Notice that a key part of this is defining the relationship between the existing objects and the resource instance addresses in Terraform. The appropriate rules for that tend to vary by user and so that’s why Terraform doesn’t have any automatic functionality for this today.

If you have a set of servers that are all equivalent, perhaps duplicating the same stateless service for redundancy or scale, then that can indeed be a potential use of for_each or count in order to describe their settings systematically in Terraform, rather than writing each of them out separately. However, that is a matter for how you structure your configuration, and doesn’t significantly change the import process I described above.

The only part of the process that varies depending on whether you are using for_each, count, or neither is what resource address syntax you’ll use in the terraform import commands:

  • bigip_ltm_virtual_server.example would identify the single instance of a resource that doesn’t use either for_each or count.
  • bigip_ltm_virtual_server.example["foo"] would identify one of possibly many instances of a resource that uses for_each, where "foo" is one of the keys included in the for_each collection.
  • bigip_ltm_virtual_server.example[0] would identify the first of possibly several instances of a resource that uses count, as long as count is greater than zero.

If you are new to Terraform then it may be best to experiment with some “throwaway” experimental infrastructure first, so that you can get some experience with how the count and for_each features behave, which may help you decide on a suitable way to structure your Terraform configuration to describe your existing servers. Then you can write the configuration for the “real” infrastructure, run terraform plan to see what resource addresses that configuration plans to create, and then make your batch import script generate those same addresses to create all of the expected relationships.

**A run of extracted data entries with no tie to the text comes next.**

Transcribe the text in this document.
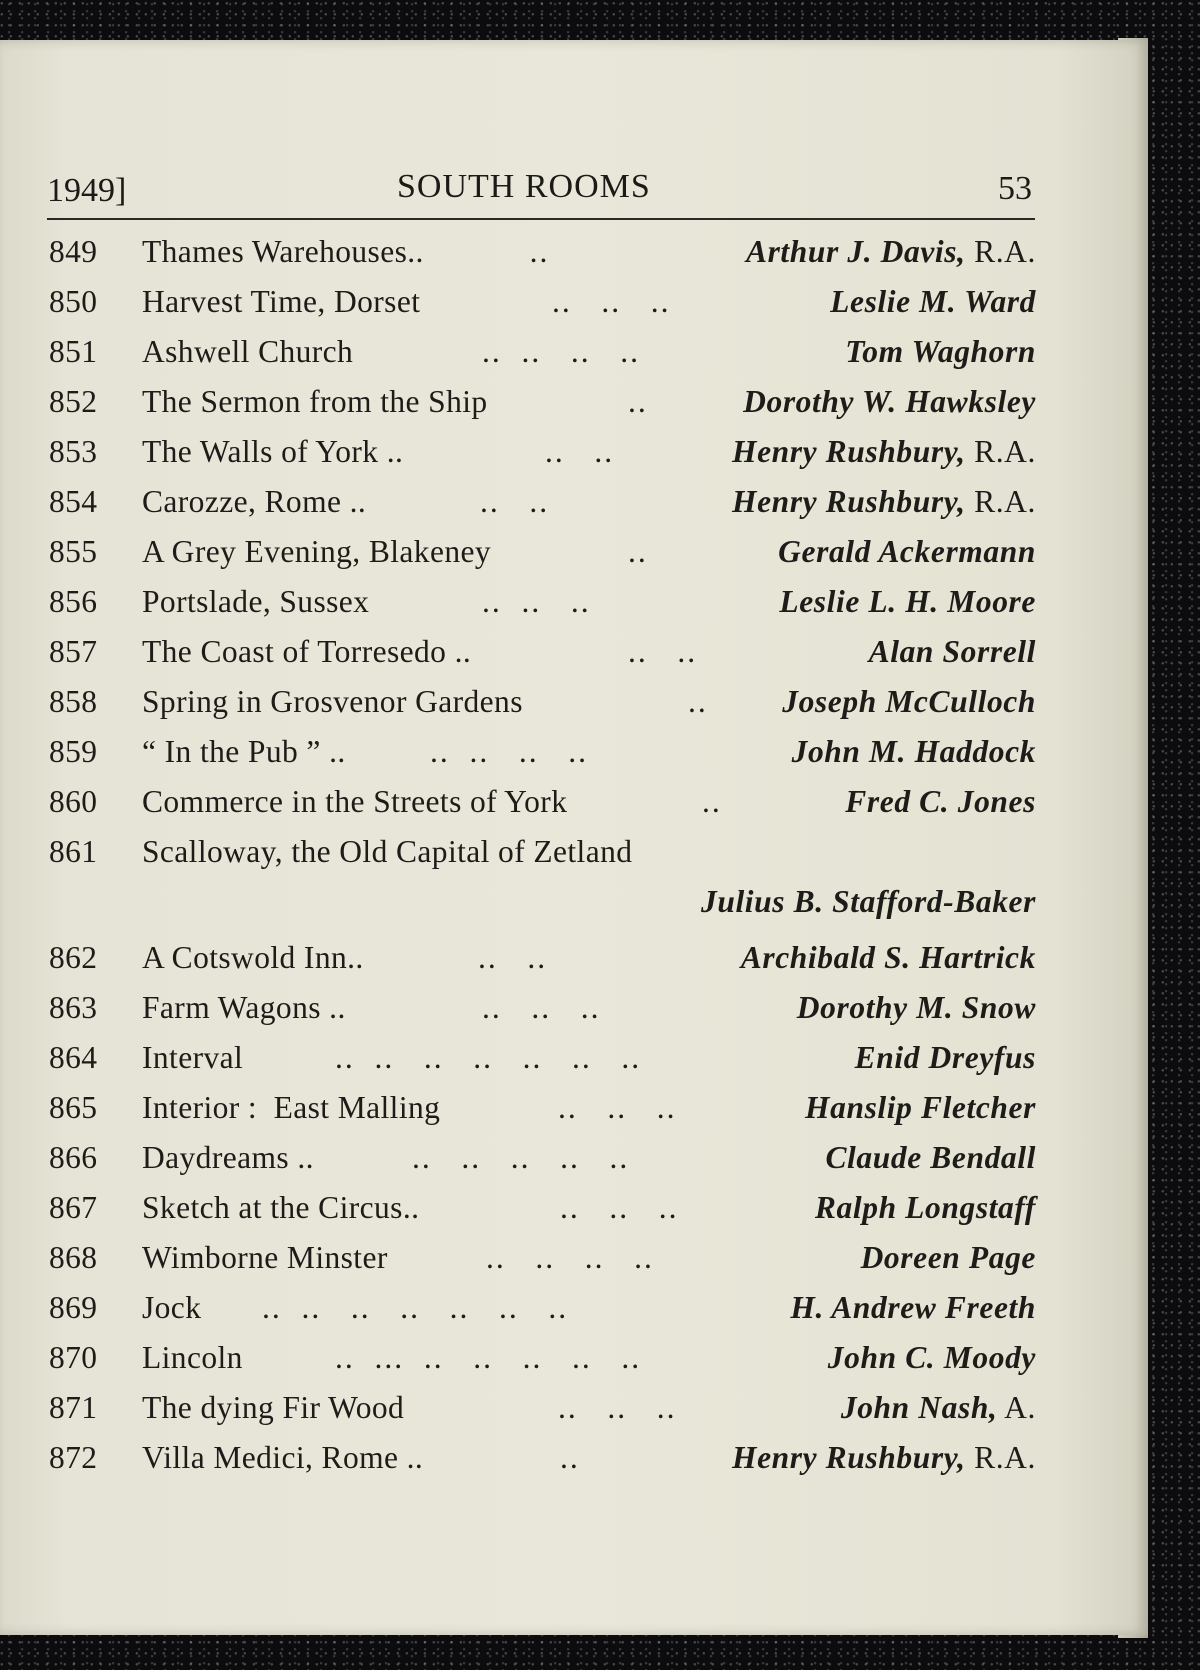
1949]	SOUTH ROOMS	53
849 Thames Warehouses.. ..	Arthur J. Davis, R.A.
850 Harvest Time, Dorset	..   ..   ..	Leslie M. Ward
851 Ashwell Church	..  ..   ..   ..	Tom Waghorn
852 The Sermon from the Ship	..	Dorothy W. Hawksley
853 The Walls of York ..	..   ..	Henry Rushbury, R.A.
854 Carozze, Rome ..	..   ..	Henry Rushbury, R.A.
855 A Grey Evening, Blakeney	..	Gerald Ackermann
856 Portslade, Sussex	..  ..   ..	Leslie L. H. Moore
857 The Coast of Torresedo ..	..   ..	Alan Sorrell
858 Spring in Grosvenor Gardens	.. Joseph McCulloch
859 “ In the Pub ” ..	..  ..   ..   ..	John M. Haddock
860 Commerce in the Streets of York	..	Fred C. Jones
861 Scalloway, the Old Capital of Zetland
Julius B. Stafford-Baker
862 A Cotswold Inn..	..   ..	Archibald S. Hartrick
863 Farm Wagons ..	..   ..   ..	Dorothy M. Snow
864 Interval	..  ..   ..   ..   ..   ..   ..	Enid Dreyfus
865 Interior :  East Malling	..   ..   ..	Hanslip Fletcher
866 Daydreams ..	..   ..   ..   ..   ..	Claude Bendall
867 Sketch at the Circus..	..   ..   ..	Ralph Longstaff
868 Wimborne Minster	..   ..   ..   ..	Doreen Page
869 Jock ..  ..   ..   ..   ..   ..   ..	H. Andrew Freeth
870 Lincoln	..  ...  ..   ..   ..   ..   ..	John C. Moody
871 The dying Fir Wood	..   ..   ..	John Nash, A.
872 Villa Medici, Rome ..	..	Henry Rushbury, R.A.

Once you’ve imported everything, you should be able to run terraform plan again and see it not plan to create any new infrastructure objects. It might plan to modify your existing objects, if the configuration you wrote doesn’t exactly match how those existing objects are configured today, but you can review the plan to decide on a case-by-case basis whether you’d prefer to change the Terraform configuration to match the existing objects or to have Terraform update those objects to match the Terraform configuration.

Hello @apparentlymart.
Thanks a lot for your response. I followed what you said and was able to use the bigip API call to get all the resources in our environment and then parse the JSON for the resource identifier required by terraform, created a batch import file. Then created the .tf file for the resource. I’m still going through the process though. Thank you!